Ran the app, and…..nothing… nada, not a thing. So I started digging and tracing through the MVC source. All appeared to be working as it should. EnableClientValidation was setting a flag in the form context to tell the framework to output validation code. The dispose method of MvcForm (which is instantiated with the BeginForm using) was invoking the code to output some javascript structured describing what to validate and how, but it didn’t seem to be using this anywhere. I soon worked out why…

This little snippet of code is in MicrosoftMvcJQueryValidation.js, which remember we included in our master page (which is rendered in the host page, NOT our partial form view we’re getting using ajax).
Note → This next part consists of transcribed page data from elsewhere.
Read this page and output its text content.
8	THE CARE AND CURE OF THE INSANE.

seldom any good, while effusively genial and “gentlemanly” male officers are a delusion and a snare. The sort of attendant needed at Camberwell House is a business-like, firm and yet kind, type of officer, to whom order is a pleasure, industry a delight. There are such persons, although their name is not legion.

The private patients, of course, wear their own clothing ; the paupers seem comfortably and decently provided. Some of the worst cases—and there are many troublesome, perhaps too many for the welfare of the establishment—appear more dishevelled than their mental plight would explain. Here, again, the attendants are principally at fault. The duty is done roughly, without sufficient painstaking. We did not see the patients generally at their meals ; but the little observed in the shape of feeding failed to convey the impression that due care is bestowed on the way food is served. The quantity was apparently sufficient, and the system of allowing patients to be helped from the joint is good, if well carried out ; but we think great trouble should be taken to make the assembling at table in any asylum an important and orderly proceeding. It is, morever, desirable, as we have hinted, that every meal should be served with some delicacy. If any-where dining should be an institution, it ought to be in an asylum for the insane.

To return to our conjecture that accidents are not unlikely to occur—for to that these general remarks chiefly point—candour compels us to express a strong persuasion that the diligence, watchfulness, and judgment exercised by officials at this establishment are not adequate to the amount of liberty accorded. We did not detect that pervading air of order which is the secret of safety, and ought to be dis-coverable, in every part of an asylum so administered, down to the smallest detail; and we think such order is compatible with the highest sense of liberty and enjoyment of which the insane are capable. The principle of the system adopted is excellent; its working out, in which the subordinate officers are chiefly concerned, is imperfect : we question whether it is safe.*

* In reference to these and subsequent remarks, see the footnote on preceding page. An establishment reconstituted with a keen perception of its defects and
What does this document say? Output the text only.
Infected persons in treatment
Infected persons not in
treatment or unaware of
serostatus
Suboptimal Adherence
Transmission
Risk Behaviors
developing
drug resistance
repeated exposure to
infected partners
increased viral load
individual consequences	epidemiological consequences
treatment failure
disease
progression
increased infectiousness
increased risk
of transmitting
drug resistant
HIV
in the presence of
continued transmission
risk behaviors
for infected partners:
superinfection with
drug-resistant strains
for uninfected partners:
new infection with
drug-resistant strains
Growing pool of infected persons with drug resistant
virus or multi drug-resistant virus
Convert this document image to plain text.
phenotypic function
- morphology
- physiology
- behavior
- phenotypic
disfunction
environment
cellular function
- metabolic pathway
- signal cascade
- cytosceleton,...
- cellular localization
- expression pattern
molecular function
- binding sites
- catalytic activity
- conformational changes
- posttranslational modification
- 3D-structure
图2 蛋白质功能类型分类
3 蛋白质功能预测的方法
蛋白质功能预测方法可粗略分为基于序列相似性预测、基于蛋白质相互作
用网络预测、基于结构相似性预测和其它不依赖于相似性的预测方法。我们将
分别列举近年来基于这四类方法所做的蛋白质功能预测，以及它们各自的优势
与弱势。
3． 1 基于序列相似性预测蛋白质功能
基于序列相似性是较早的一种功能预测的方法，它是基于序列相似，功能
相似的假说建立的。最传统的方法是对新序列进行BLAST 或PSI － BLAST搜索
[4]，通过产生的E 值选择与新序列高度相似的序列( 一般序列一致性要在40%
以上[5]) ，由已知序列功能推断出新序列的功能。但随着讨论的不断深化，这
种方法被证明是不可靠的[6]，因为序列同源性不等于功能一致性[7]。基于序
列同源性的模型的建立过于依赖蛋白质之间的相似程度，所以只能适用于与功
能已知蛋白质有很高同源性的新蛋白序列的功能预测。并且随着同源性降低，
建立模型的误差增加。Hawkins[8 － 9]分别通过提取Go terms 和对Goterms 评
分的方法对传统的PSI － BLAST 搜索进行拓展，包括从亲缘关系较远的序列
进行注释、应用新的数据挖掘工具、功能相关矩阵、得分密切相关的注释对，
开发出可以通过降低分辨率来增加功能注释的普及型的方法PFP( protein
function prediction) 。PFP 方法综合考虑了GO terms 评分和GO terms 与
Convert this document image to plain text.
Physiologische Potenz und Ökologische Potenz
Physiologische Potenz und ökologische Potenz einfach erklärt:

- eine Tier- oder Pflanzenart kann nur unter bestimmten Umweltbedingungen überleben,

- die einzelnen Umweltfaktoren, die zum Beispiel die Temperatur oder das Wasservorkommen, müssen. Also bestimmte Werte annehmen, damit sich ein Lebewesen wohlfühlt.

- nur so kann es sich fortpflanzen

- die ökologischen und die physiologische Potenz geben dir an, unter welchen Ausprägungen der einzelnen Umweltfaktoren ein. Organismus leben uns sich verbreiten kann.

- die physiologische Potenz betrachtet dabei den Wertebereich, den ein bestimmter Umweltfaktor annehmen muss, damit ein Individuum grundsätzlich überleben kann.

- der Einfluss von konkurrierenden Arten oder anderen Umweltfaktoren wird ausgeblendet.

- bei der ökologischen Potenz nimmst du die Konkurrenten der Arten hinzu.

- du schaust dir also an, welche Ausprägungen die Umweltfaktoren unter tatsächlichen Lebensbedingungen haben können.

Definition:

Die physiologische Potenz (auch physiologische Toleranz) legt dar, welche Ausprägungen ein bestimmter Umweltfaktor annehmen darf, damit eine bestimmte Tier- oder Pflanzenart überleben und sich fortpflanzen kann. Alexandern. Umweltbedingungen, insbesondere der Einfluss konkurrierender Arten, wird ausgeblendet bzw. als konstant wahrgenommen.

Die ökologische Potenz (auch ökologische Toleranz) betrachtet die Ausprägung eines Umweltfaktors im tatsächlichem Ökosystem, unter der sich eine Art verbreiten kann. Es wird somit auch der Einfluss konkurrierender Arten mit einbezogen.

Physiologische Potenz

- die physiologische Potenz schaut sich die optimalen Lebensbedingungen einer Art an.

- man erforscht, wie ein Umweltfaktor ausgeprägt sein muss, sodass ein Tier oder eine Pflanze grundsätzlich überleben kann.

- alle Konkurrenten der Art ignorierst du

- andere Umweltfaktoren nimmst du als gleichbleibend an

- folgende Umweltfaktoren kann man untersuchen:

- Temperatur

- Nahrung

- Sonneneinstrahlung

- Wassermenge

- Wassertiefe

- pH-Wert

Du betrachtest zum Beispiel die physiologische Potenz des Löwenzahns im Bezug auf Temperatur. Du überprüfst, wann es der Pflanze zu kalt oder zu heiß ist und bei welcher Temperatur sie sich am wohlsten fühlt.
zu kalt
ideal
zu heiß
$(document).ready(function() {
    var allFormOptions = window.mvcClientValidationMetadata;
    if (allFormOptions) {
        while (allFormOptions.length > 0) {
            var thisFormOptions = allFormOptions.pop();
            __MVC_EnableClientValidation(thisFormOptions);
        }
    }
});

That won’t be fired so to get the validation working, we just need to do the same thing right? Not quite. I added the above code to a jQuery startup function in my partial view, it gets called successfully but….nothing, it still didn’t work because window.mvcClientValidationMetadata was undefined. Now the reason is something different – the jQuery startup function is actually invoked before the inline <script></script> block that sets window.mvcClientValidationMetadata!

The way the window.mvcClientValidationMetadata is used can help us though – the inline script pushes the latest validation data for the form onto this variable and the code above pops it back off. As such, we can just interrogate the length of the array when we start up and if there is no data there yet, retry after a short delay. If we keep doing that until it’s been processed all should be well with the world. So, my modified startup script is as follows;

$(function ()
    {
        initContentLoaded();

        setupMvcValidation();
    });

    function setupMvcValidation()
    {
        alert(window.mvcClientValidationMetadata);
        if (window.mvcClientValidationMetadata == undefined || window.mvcClientValidationMetadata.length < 1)
            setTimeout(setupMvcValidation, 100);

        var allFormOptions = window.mvcClientValidationMetadata;
        if (allFormOptions)
        {
            while (allFormOptions.length > 0)
            {
                var thisFormOptions = allFormOptions.pop();
                __MVC_EnableClientValidation(thisFormOptions);
            }
        }
    }

and all is indeed well with the world. I think this should even cover the edge cases where you have multiple forms in your partial view, each with their own validation, but I’ve yet to test it any more thoroughly.